There is no documentation other than the comments in the source code. Essentially, a number of quantifiable parameters is combined with weights (which are somewhat arbitrary, based on reasoning of the type "I think that feature X should be as powerful as Y, but three times as powerful as Z"). However, two things are much more influential than anything else: if the corpus does not contain the underlying text, or if it is not accepted by the validator, the score is multiplied by a coeficient that is close to zero. The idea is that invalid treebanks should always be penalized drastically, although we still want to be able to rank them among themselves. (Now that we have so many legacy treebanks (which are formally invalid), many treebanks appear without stars.)

thank you, logs are very informative.

@dan-zeman Thanks for the clarification!

For posterity, I found out where the discrepancy comes from: the official eval runs the validator script, which when I ran the Perl script locally was not taken into consideration.

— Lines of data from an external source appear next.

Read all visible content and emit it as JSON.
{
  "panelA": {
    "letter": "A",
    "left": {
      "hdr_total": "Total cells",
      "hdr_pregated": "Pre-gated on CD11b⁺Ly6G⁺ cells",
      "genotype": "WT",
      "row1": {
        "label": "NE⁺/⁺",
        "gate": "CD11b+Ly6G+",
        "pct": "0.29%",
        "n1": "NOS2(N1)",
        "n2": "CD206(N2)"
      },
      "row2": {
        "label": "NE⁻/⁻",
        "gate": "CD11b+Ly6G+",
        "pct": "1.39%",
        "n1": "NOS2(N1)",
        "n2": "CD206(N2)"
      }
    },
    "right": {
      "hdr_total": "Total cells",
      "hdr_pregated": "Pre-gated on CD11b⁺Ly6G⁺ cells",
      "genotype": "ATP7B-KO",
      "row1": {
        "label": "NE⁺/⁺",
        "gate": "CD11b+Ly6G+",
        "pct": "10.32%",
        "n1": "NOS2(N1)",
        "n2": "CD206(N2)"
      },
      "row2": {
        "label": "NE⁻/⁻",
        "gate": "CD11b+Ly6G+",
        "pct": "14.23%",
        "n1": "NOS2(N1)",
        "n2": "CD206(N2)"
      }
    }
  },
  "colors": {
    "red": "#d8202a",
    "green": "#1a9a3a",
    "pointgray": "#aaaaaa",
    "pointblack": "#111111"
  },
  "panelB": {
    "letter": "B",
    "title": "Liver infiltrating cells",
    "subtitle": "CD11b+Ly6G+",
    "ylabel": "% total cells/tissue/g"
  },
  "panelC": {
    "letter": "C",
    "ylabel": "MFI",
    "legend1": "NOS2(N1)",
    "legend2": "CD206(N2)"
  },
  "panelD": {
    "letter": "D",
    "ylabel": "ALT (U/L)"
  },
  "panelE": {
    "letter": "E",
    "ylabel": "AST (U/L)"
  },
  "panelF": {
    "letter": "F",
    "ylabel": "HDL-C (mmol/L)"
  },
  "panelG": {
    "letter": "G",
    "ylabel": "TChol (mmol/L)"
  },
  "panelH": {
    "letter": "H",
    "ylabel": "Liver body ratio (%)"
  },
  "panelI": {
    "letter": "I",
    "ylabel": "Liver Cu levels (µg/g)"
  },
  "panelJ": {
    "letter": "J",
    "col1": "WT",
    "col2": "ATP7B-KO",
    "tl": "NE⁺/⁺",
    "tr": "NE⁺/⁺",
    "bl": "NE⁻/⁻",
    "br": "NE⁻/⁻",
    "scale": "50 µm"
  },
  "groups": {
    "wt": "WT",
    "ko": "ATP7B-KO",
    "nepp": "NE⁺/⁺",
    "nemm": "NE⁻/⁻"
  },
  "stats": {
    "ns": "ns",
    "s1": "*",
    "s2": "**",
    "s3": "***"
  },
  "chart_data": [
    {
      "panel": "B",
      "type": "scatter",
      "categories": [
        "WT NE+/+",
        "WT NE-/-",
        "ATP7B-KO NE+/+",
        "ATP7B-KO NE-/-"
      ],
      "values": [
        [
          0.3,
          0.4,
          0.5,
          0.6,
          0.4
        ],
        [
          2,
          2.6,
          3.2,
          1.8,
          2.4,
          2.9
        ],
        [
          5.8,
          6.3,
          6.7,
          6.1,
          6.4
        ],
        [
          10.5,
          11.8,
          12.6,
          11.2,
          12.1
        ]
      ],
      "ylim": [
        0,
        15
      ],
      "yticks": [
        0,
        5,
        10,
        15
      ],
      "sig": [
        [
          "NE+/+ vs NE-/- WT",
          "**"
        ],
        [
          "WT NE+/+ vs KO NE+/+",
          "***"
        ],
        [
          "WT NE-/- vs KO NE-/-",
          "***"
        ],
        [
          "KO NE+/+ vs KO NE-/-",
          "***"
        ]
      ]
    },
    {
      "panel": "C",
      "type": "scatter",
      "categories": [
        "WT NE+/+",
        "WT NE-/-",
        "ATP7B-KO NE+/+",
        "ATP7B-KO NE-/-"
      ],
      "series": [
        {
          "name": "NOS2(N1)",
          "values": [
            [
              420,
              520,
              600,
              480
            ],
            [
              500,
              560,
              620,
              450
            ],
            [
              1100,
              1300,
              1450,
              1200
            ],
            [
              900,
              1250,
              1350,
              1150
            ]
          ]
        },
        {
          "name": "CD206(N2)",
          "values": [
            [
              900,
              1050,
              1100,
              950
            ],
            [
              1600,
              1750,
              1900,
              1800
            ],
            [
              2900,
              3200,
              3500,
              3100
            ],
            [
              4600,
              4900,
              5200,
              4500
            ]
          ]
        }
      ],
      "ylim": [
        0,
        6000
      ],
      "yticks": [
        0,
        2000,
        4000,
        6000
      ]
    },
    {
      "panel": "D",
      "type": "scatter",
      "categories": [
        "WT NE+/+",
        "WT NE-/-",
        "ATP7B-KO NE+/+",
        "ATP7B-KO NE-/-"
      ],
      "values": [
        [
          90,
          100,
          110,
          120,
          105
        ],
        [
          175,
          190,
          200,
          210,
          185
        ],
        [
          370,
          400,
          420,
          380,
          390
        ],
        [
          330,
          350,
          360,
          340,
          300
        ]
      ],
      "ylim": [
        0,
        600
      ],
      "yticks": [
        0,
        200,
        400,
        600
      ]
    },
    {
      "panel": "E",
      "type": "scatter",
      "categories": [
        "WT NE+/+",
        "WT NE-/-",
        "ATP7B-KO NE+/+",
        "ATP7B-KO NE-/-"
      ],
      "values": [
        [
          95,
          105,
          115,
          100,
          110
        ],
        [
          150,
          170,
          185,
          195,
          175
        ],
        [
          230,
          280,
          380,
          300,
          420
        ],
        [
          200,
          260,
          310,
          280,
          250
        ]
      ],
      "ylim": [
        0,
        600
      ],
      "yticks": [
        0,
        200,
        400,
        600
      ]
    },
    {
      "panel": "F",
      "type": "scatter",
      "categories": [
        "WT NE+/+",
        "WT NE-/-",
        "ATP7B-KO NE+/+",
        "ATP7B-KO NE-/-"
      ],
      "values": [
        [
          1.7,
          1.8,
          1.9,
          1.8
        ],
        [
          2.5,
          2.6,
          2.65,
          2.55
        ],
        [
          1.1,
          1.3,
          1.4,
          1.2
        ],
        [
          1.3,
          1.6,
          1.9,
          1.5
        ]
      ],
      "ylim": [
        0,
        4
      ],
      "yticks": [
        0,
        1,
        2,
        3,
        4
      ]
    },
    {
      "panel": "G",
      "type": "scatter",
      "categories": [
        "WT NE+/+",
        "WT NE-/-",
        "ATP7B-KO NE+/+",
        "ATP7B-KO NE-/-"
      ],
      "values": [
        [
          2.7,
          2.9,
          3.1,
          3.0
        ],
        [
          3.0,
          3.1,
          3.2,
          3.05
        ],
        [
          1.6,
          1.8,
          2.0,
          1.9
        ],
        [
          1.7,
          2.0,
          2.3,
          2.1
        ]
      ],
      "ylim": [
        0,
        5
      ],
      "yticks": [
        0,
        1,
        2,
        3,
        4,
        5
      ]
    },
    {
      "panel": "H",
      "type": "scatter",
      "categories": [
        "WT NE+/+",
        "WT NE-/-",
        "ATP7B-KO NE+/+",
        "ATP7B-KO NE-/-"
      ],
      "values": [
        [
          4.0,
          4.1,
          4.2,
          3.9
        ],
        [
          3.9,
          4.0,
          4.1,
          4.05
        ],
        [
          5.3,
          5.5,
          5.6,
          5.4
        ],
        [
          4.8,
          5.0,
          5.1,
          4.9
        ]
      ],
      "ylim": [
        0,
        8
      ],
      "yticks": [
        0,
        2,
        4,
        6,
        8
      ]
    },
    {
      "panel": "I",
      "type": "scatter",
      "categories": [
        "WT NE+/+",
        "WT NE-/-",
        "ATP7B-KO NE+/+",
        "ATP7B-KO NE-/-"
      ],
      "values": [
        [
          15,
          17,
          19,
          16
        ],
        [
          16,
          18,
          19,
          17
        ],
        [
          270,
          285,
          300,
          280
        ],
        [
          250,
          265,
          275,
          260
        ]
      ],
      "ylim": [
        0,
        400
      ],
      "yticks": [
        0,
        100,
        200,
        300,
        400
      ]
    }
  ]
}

I have read the evaluate script and its ouptut, and, while most of it is clear, I don't fully understand the score regarding "Udapi bugs":

does the content follow the guidelines?

That's because it is not clear to me why something (and what exactly?) is counted wrong if, on another note, the treebank passes validation (validate.py). Is there a more detailed reference?

The MarkBugs block in Udapi (see also here and here) was created before the official UD validator included any linguistic tests. Some Udapi tests overlap with tests that were later added to the validator, hence a valid treebank does not contain bugs of that kind.

However, Udapi also reports some instances that the validator does not catch. For some "bug" types, the validator cannot report them because it cannot be 100% sure they are errors, although it is likely that most of them are. For example, the validator now allows up to two subjects per predicate because in certain instances of non-verbal clauses in certain languages, two subjects may legitimately end up attached to the same node. However, vast majority of clauses can have at most one subject, and Udapi will report anything higher than 1 as a bug. The few false alarms will not hurt the aggregate score significantly, while it is useful that the rest is reported and can be acted upon.

Great, thanks! It's a pity that I overlooked this, but now it will be a great resource for error-busting.